Failure of the brain to process input from one eye

Amblyopia, also called lazy eye, is a disorder of sight in which the brain fails to fully process input from one eye and over time favors the other eye. It results in decreased vision in an eye that typically appears normal in other aspects. Amblyopia is the most common cause of decreased vision in a single eye among children and younger adults.

The cause of amblyopia can be any condition that interferes with focusing during early childhood. This can occur from poor alignment of the eyes (strabismic), an eye being irregularly shaped such that focusing is difficult, one eye being more nearsighted or farsighted than the other (refractive), or clouding of the lens of an eye (deprivational). After the underlying cause is addressed, vision is not restored right away, as the mechanism also involves the brain.

Amblyopia can be difficult to detect, so vision testing is recommended for all children around the ages of four to five as early detection improves treatment success. Glasses may be all the treatment needed for some children. If this is not sufficient, treatments which encourage or force the child to use the weaker eye are used. This is done by either using a patch or putting atropine in the stronger eye. Without treatment, amblyopia typically persists. Treatment in adulthood is usually much less effective.

Amblyopia begins by the age of five. In adults, the disorder is estimated to affect 1–5% of the population. While treatment improves vision, it does not typically restore it to normal in the affected eye. Amblyopia was first described in the 1600s. The condition may make people ineligible to be pilots or police officers. The word amblyopia is from Greek ἀμβλύς amblys, meaning "blunt", and ὤψ ōps, meaning "eye".

==Signs and symptoms==
Many people with amblyopia, especially those who only have a mild form, are not aware they have the condition until tested at older ages, since the vision in their stronger eye is normal. People with amblyopia typically have poor stereo vision, since it requires both eyes. They further may have, on the affected eye, poor pattern recognition, poor visual acuity, and low sensitivity to contrast and motion.

Amblyopia is characterized by several functional abnormalities in spatial vision, including reductions in visual acuity, contrast sensitivity function, and vernier acuity, as well as spatial distortion, abnormal spatial interactions, and impaired contour detection. In addition, individuals with amblyopia have binocular abnormalities such as impaired stereoacuity (stereoscopic acuity) and abnormal binocular summation. Also, central vision in amblyopes is more crowded than central vision in normal observers.

These deficits are usually specific to the amblyopic eye. Subclinical deficits of the "better" eye have also been demonstrated.

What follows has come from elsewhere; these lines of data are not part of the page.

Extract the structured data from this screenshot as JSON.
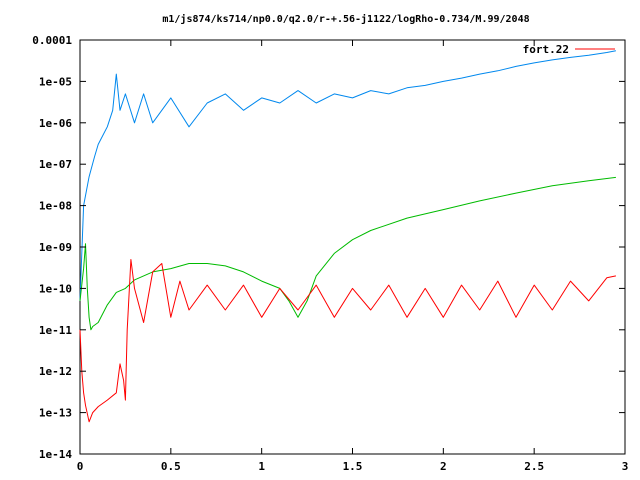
{
  "chart_data": {
    "type": "line",
    "title": "m1/js874/ks714/np0.0/q2.0/r-+.56-j1122/logRho-0.734/M.99/2048",
    "xlabel": "",
    "ylabel": "",
    "xlim": [
      0,
      3
    ],
    "ylim": [
      1e-14,
      0.0001
    ],
    "y_scale": "log",
    "grid": false,
    "legend_position": "top-right",
    "x_ticks": [
      {
        "value": 0,
        "label": "0"
      },
      {
        "value": 0.5,
        "label": "0.5"
      },
      {
        "value": 1,
        "label": "1"
      },
      {
        "value": 1.5,
        "label": "1.5"
      },
      {
        "value": 2,
        "label": "2"
      },
      {
        "value": 2.5,
        "label": "2.5"
      },
      {
        "value": 3,
        "label": "3"
      }
    ],
    "y_ticks": [
      {
        "value": 0.0001,
        "label": "0.0001"
      },
      {
        "value": 1e-05,
        "label": "1e-05"
      },
      {
        "value": 1e-06,
        "label": "1e-06"
      },
      {
        "value": 1e-07,
        "label": "1e-07"
      },
      {
        "value": 1e-08,
        "label": "1e-08"
      },
      {
        "value": 1e-09,
        "label": "1e-09"
      },
      {
        "value": 1e-10,
        "label": "1e-10"
      },
      {
        "value": 1e-11,
        "label": "1e-11"
      },
      {
        "value": 1e-12,
        "label": "1e-12"
      },
      {
        "value": 1e-13,
        "label": "1e-13"
      },
      {
        "value": 1e-14,
        "label": "1e-14"
      }
    ],
    "series": [
      {
        "name": "fort.22",
        "color": "#ff0000",
        "in_legend": true,
        "x": [
          0.0,
          0.01,
          0.02,
          0.03,
          0.05,
          0.07,
          0.1,
          0.15,
          0.2,
          0.22,
          0.24,
          0.25,
          0.26,
          0.28,
          0.3,
          0.35,
          0.4,
          0.45,
          0.5,
          0.55,
          0.6,
          0.7,
          0.8,
          0.9,
          1.0,
          1.1,
          1.2,
          1.3,
          1.4,
          1.5,
          1.6,
          1.7,
          1.8,
          1.9,
          2.0,
          2.1,
          2.2,
          2.3,
          2.4,
          2.5,
          2.6,
          2.7,
          2.8,
          2.9,
          2.95
        ],
        "y": [
          1e-11,
          1e-12,
          3e-13,
          1.5e-13,
          6e-14,
          1e-13,
          1.4e-13,
          2e-13,
          3e-13,
          1.5e-12,
          6e-13,
          2e-13,
          1e-11,
          5e-10,
          1e-10,
          1.5e-11,
          2.5e-10,
          4e-10,
          2e-11,
          1.5e-10,
          3e-11,
          1.2e-10,
          3e-11,
          1.2e-10,
          2e-11,
          1e-10,
          3e-11,
          1.2e-10,
          2e-11,
          1e-10,
          3e-11,
          1.2e-10,
          2e-11,
          1e-10,
          2e-11,
          1.2e-10,
          3e-11,
          1.5e-10,
          2e-11,
          1.2e-10,
          3e-11,
          1.5e-10,
          5e-11,
          1.8e-10,
          2e-10
        ]
      },
      {
        "name": "",
        "color": "#00bb00",
        "in_legend": false,
        "x": [
          0.0,
          0.02,
          0.03,
          0.04,
          0.05,
          0.06,
          0.07,
          0.1,
          0.15,
          0.2,
          0.25,
          0.3,
          0.4,
          0.5,
          0.6,
          0.7,
          0.8,
          0.9,
          1.0,
          1.1,
          1.15,
          1.2,
          1.25,
          1.3,
          1.4,
          1.5,
          1.6,
          1.8,
          2.0,
          2.2,
          2.4,
          2.6,
          2.8,
          2.95
        ],
        "y": [
          5e-11,
          3e-10,
          1.2e-09,
          1e-10,
          2e-11,
          1e-11,
          1.2e-11,
          1.5e-11,
          4e-11,
          8e-11,
          1e-10,
          1.6e-10,
          2.5e-10,
          3e-10,
          4e-10,
          4e-10,
          3.5e-10,
          2.5e-10,
          1.5e-10,
          1e-10,
          5e-11,
          2e-11,
          5e-11,
          2e-10,
          7e-10,
          1.5e-09,
          2.5e-09,
          5e-09,
          8e-09,
          1.3e-08,
          2e-08,
          3e-08,
          4e-08,
          4.8e-08
        ]
      },
      {
        "name": "",
        "color": "#0088ee",
        "in_legend": false,
        "x": [
          0.0,
          0.02,
          0.05,
          0.08,
          0.1,
          0.15,
          0.18,
          0.2,
          0.22,
          0.25,
          0.3,
          0.35,
          0.4,
          0.5,
          0.6,
          0.7,
          0.8,
          0.9,
          1.0,
          1.1,
          1.2,
          1.3,
          1.4,
          1.5,
          1.6,
          1.7,
          1.8,
          1.9,
          2.0,
          2.1,
          2.2,
          2.3,
          2.4,
          2.5,
          2.6,
          2.7,
          2.8,
          2.9,
          2.95
        ],
        "y": [
          5e-11,
          1e-08,
          5e-08,
          1.5e-07,
          3e-07,
          8e-07,
          2e-06,
          1.5e-05,
          2e-06,
          5e-06,
          1e-06,
          5e-06,
          1e-06,
          4e-06,
          8e-07,
          3e-06,
          5e-06,
          2e-06,
          4e-06,
          3e-06,
          6e-06,
          3e-06,
          5e-06,
          4e-06,
          6e-06,
          5e-06,
          7e-06,
          8e-06,
          1e-05,
          1.2e-05,
          1.5e-05,
          1.8e-05,
          2.3e-05,
          2.8e-05,
          3.3e-05,
          3.8e-05,
          4.3e-05,
          5e-05,
          5.5e-05
        ]
      }
    ]
  }
}
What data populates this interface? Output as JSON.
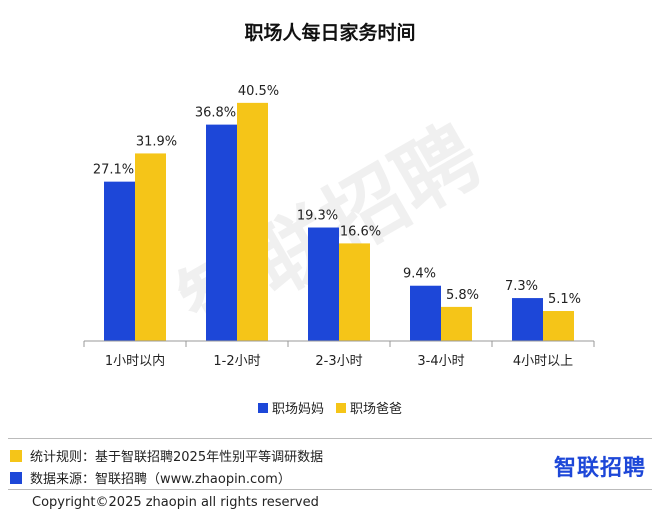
{
  "chart_data": {
    "type": "bar",
    "title": "职场人每日家务时间",
    "categories": [
      "1小时以内",
      "1-2小时",
      "2-3小时",
      "3-4小时",
      "4小时以上"
    ],
    "series": [
      {
        "name": "职场妈妈",
        "values": [
          27.1,
          36.8,
          19.3,
          9.4,
          7.3
        ],
        "labels": [
          "27.1%",
          "36.8%",
          "19.3%",
          "9.4%",
          "7.3%"
        ],
        "color": "#1d47d8"
      },
      {
        "name": "职场爸爸",
        "values": [
          31.9,
          40.5,
          16.6,
          5.8,
          5.1
        ],
        "labels": [
          "31.9%",
          "40.5%",
          "16.6%",
          "5.8%",
          "5.1%"
        ],
        "color": "#f5c518"
      }
    ],
    "ylim": [
      0,
      45
    ],
    "grid": false,
    "legend": "bottom"
  },
  "notes": {
    "rule_text": "统计规则：基于智联招聘2025年性别平等调研数据",
    "rule_color": "#f5c518",
    "source_text": "数据来源：智联招聘（www.zhaopin.com）",
    "source_color": "#1d47d8"
  },
  "brand": {
    "logo_text": "智联招聘",
    "watermark_text": "智联招聘"
  },
  "footer": {
    "copyright": "Copyright©2025 zhaopin all rights reserved"
  }
}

People with amblyopia also have problems of binocular vision such as limited stereoscopic depth perception and usually have difficulty seeing the three-dimensional images in hidden stereoscopic displays such as autostereograms. Perception of depth from monocular cues such as size, perspective, and motion parallax remains normal.

==Cause==
Amblyopia, often referred to as "lazy eye," can be categorized into three types:

1. Deprivation Amblyopia: This occurs when something obstructs light from entering the eye, preventing proper vision development. A congenital cataract is an example of such a condition.
2. Strabismic Amblyopia: The most common form, this type arises when the eyes are not properly aligned, leading to double vision. To avoid confusion, the brain compensates by ignoring the visual input from the misaligned eye.
3. Refractive Amblyopia: This type is caused by a significant difference in uncorrected refractive errors, such as nearsightedness or farsightedness, between the two eyes.

===Strabismus===

Strabismus, sometimes also incorrectly called lazy eye, is a condition in which the eyes are misaligned. Strabismus usually results in normal vision in the preferred sighting (or "fellow") eye (the eye that the person prefers to use), but may cause abnormal vision in the deviating or strabismic eye due to the difference between the images projecting to the brain from the two eyes.
Adult-onset strabismus usually causes double vision (diplopia), since the two eyes are not fixed on the same object.
Children's brains are more neuroplastic, so can more easily adapt by suppressing images from one of the eyes, eliminating the double vision. This plastic response of the brain interrupts the brain's normal development, resulting in the amblyopia. Recent evidence points to a cause of infantile strabismus lying with the input to the visual cortex.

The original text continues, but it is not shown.